Because my UNC research team was developing a virtual-environment laboratory, Nancy and I tested the lab by testing our proposed kitchen design using it. The chapter frontispiece shows one of the views produced in the head-mounted display as the viewer walked about in the virtual kitchen. Our tracking technology allowed free walking movement over a 15′ × 18′ space, which encompassed almost the whole kitchen.

The illusion of presence during a 20- to 40-minute kitchen design session was very strong—one forgot the VE apparatus and concentrated on the kitchen.

VE Findings

• The most important finding of the VE sessions was that the hanging cabinets flanking the sink broke up the visual space and made the kitchen feel small and cramped. So we redesigned to remove those cabinets and still keep the required amount of shelf space.

• A hanging lamp at the breakfast-cooking corner was intrusive and needed to be replaced with a recessed ceiling fixture.

• The VE experience confirmed the desirability of the bird mural planned for the large chimney wall.

• The diagonal arrangement of the hardwood flooring was seen to be effective.

• Other findings showed improvements needed in the VE apparatus and techniques.

General Lessons Learned

1. The kitchen is indeed the most important room in the house. It rewards extensive design work.

2. Fourteen years later we can think of only minor details we would have done differently on this project. This happy outcome is partly due to the fact that as with Linux, the designers are the users, hence the use cases are realistic and representative.

Another large factor is the time and effort invested in the design. As with the System/360 architecture (Chapter 24), we had plenty of time. Whereas with software, one wants to use extended design time to test prototypes with real users, we used much of it to test pseudo-prototypes—mock-ups and VE models—with extensive use cases.

I am convinced that most projects need to devote a larger share of the total schedule to design.

3. Very wide consultation with friends yielded crucial good ideas, including the basic configuration.

4. Full-scale mock-ups, together with use scenarios, proved invaluable.

5. Virtual-environment technology provided important information beyond that which floor plans and even mock-ups provided, especially about visual space and the feel of the room.

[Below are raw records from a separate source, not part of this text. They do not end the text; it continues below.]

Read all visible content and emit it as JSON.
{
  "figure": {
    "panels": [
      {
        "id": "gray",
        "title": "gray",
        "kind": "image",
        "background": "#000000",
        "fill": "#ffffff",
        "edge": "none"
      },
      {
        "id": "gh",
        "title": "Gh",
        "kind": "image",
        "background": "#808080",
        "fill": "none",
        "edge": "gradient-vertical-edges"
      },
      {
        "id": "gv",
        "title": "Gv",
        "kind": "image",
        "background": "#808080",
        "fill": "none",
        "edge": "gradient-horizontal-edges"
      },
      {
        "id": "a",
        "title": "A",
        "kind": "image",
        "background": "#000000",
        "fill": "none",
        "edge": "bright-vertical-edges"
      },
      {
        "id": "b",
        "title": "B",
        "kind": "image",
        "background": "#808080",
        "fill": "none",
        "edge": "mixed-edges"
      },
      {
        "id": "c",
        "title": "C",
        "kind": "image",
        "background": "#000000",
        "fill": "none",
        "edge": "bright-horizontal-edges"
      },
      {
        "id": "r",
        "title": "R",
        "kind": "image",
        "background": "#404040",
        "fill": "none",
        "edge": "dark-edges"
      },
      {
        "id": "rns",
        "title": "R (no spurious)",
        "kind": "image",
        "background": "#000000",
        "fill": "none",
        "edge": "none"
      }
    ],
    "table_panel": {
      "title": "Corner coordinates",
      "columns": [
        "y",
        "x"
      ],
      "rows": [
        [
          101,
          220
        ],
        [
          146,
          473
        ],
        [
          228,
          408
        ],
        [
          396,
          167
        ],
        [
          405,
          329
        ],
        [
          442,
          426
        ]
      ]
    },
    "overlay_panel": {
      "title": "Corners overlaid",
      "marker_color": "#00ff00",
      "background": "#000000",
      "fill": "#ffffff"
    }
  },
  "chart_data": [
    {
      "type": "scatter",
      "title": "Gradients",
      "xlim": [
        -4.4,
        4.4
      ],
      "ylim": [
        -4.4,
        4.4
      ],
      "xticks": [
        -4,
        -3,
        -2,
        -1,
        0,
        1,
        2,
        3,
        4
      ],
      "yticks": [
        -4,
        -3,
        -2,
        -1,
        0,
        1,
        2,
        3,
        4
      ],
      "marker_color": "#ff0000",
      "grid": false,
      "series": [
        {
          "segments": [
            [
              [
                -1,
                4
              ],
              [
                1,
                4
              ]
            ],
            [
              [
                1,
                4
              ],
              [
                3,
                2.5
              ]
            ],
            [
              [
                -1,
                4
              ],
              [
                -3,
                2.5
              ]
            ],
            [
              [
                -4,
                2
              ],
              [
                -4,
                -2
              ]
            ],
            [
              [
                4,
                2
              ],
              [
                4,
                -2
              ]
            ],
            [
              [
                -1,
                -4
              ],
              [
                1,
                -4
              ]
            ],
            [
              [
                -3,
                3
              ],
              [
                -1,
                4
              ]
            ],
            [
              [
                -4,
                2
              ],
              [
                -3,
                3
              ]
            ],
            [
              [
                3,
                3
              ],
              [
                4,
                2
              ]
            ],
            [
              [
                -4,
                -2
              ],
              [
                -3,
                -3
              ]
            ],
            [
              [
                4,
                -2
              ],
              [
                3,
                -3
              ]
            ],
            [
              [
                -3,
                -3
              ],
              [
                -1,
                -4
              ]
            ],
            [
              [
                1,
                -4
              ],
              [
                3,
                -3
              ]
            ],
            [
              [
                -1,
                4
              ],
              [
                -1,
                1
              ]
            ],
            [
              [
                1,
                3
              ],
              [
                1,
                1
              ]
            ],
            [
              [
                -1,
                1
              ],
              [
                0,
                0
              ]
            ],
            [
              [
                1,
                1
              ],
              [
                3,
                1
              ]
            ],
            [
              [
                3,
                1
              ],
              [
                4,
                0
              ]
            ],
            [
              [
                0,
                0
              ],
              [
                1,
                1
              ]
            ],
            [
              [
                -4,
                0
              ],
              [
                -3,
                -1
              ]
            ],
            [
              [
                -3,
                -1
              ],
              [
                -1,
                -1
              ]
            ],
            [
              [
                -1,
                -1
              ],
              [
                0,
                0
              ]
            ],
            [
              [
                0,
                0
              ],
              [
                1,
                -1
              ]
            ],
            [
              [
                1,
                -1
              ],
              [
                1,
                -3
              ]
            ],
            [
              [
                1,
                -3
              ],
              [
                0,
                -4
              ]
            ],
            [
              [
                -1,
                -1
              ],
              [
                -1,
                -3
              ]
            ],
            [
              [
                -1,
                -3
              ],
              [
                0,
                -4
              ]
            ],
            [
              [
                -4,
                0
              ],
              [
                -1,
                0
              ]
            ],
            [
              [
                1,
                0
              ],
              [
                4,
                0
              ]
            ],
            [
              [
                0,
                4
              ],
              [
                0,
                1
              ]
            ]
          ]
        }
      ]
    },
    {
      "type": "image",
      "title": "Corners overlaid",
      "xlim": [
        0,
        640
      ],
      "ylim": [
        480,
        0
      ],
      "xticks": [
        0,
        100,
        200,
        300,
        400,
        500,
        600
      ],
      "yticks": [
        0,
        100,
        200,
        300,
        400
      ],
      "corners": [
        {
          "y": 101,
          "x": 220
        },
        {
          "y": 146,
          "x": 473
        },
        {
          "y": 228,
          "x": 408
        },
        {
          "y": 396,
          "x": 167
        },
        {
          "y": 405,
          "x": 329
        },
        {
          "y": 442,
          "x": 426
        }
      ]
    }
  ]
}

As a practical matter, VEs will become cheaper and easier. Mock-ups won’t. So, the key question is not “Did VE add value beyond that provided by mock-ups?” but “Do mock-ups deliver key value that isn’t subsumed in what VE delivers?”

Both my experience in designing spaces and scientific results from our VE laboratory say “Yes.” Insko found that adding Styrofoam mock-ups that could be felt (even though seen only as model images) to a VE experience significantly improved the sense of presence.2 Those trained in a VE that included a touchable mock-up as well as a visual image traversed a real maze (blindfolded) significantly faster and with radically fewer errors than those trained in the same VE with only the visual images.

Consequently, I believe mock-ups, exercised by use scenarios, will continue to be worth their substantial effort and cost when one is designing an intensively used space, such as a kitchen, or one that will be widely replicated, such as an office in a multi-office building.

Notes and References

1. Alexander [1977], A Pattern Language.

2. Insko [2001], “Passive haptics significantly enhances virtual environments”; Whitton et al. [2005], “Integrating real and virtual objects in virtual environments.”